At least eight people were killed in an explosion at a mosque in a predominantly Alawite district of the Syrian city of Homs. Authorities said the attack was intended to destabilise the country. The blast occurred during Friday prayers and, according to a security source cited by state media, was caused by devices planted inside the building. A further 18 people were wounded.
The Imam Ali ibn Abi Talib mosque is located in the Wadi al-Dhahab neighbourhood, home to a substantial share of Homs’s Alawite population. Since the fall of Bashar al-Assad’s regime—Assad himself was Alawite—tensions between the Alawite minority and the country’s Sunni majority have repeatedly escalated into episodes of mass violence.
Syria’s foreign ministry condemned the incident, calling it a “terrorist crime” and saying the attack fits “into the context of repeated attempts at destabilisation and the spread of chaos among the Syrian people”.

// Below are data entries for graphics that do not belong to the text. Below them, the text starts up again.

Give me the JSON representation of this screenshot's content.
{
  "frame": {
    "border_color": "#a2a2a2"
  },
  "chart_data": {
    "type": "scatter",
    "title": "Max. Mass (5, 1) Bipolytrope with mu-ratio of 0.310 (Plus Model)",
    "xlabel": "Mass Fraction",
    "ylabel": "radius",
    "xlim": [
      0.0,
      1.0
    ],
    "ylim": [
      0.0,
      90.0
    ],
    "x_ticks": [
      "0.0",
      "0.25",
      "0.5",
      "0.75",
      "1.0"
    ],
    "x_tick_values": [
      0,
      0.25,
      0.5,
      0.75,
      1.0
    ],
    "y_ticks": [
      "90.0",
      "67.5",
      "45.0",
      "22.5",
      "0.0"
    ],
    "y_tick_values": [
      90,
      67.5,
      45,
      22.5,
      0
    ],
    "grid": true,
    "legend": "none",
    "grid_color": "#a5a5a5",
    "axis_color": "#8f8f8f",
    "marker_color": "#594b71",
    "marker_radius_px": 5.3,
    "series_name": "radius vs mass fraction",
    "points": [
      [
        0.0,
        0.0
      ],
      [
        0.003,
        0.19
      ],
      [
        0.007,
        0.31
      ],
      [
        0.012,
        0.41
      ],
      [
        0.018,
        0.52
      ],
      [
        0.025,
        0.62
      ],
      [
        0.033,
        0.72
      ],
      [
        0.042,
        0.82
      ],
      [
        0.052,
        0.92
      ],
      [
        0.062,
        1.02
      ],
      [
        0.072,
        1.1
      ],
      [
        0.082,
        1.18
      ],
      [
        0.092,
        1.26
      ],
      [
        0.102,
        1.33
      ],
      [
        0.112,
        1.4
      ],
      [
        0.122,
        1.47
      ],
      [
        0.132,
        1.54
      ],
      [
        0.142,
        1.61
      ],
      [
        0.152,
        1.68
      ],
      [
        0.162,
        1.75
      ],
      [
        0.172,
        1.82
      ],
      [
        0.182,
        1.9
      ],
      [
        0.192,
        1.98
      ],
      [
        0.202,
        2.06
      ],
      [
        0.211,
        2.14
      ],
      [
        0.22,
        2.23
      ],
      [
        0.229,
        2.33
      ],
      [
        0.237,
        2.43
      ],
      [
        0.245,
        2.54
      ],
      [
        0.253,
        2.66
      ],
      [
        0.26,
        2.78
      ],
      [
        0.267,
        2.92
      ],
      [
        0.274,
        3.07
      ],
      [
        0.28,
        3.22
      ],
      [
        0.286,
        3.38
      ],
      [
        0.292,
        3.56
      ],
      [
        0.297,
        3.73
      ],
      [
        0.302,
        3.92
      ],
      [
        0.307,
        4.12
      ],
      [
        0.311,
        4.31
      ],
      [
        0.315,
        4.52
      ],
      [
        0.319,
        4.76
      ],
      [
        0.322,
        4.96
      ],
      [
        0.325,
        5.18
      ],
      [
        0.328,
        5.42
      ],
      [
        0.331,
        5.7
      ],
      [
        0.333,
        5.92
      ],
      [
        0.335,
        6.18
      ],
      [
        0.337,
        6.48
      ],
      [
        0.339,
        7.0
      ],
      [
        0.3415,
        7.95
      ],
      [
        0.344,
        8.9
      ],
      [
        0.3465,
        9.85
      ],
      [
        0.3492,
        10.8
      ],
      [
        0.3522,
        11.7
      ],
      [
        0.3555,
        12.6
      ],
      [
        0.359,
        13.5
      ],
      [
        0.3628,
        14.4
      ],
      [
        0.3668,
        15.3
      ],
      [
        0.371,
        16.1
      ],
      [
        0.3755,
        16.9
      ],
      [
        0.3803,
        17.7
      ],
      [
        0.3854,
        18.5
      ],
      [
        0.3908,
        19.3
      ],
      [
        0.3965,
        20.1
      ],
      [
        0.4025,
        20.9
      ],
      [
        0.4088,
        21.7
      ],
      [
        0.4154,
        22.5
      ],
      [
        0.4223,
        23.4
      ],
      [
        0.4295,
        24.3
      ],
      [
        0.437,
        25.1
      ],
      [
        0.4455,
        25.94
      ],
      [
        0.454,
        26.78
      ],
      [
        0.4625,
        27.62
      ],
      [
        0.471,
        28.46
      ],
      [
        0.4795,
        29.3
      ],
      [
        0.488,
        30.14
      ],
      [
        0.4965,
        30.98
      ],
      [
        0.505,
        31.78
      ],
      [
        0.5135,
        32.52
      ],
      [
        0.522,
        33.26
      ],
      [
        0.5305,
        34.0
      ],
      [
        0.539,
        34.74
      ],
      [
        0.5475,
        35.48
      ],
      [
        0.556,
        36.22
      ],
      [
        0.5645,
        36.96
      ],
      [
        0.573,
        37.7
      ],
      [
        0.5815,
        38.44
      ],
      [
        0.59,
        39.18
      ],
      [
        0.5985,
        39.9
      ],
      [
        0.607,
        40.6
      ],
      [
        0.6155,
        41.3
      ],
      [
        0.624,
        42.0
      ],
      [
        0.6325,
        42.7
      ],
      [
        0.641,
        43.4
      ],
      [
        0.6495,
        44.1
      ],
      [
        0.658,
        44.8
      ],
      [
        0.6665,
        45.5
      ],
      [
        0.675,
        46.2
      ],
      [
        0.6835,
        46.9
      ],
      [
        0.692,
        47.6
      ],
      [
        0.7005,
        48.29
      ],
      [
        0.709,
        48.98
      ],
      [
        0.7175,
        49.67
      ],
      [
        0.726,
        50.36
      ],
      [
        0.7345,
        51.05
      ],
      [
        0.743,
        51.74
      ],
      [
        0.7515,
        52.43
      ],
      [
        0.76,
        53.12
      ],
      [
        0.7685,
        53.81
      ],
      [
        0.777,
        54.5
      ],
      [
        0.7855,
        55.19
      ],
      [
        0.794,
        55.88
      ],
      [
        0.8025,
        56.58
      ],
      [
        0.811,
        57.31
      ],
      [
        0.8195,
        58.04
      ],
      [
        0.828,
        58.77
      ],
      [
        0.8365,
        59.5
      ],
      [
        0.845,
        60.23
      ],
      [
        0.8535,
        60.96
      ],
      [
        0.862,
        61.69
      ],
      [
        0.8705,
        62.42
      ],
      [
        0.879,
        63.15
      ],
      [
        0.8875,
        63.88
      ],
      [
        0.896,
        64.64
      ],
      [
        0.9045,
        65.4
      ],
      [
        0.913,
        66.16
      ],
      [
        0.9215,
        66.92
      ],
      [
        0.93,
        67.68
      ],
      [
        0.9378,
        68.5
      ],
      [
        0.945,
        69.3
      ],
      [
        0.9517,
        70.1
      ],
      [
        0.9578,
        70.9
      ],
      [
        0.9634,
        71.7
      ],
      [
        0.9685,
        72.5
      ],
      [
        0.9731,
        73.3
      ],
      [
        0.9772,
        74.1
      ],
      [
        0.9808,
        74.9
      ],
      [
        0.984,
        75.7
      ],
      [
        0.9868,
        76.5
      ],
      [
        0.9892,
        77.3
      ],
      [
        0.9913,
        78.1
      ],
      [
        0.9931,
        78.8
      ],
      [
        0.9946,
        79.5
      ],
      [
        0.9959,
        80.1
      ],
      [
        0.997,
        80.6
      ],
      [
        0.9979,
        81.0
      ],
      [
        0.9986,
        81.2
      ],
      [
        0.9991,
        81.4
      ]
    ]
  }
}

The incident occurred as President Ahmed al-Sharaa’s government seeks to tighten its grip on security across the country a year after coming to power, and amid a recent uptick in attacks linked to the Islamist extremist group Isis.
Information minister Hamza al-Mustafa said that “remnants of the former regime, Isis and their accomplices have converged on a single goal—to obstruct the advance of the new state and undermine civil peace”.
Footage published by state media showed emergency responders and security personnel inspecting the mosque building, strewn with debris. The interior ministry said the area had been cordoned off and that the investigation was continuing. The head of the health ministry’s emergency service confirmed that the death toll currently stands at eight, with 18 people injured.
In March, a wave of sectarian violence swept across the country’s coastal areas—a traditional Alawite stronghold—killing about 1,400 people, most of them Alawite civilians. The bloodshed followed clashes between government forces and their supporters and loyalists of Assad.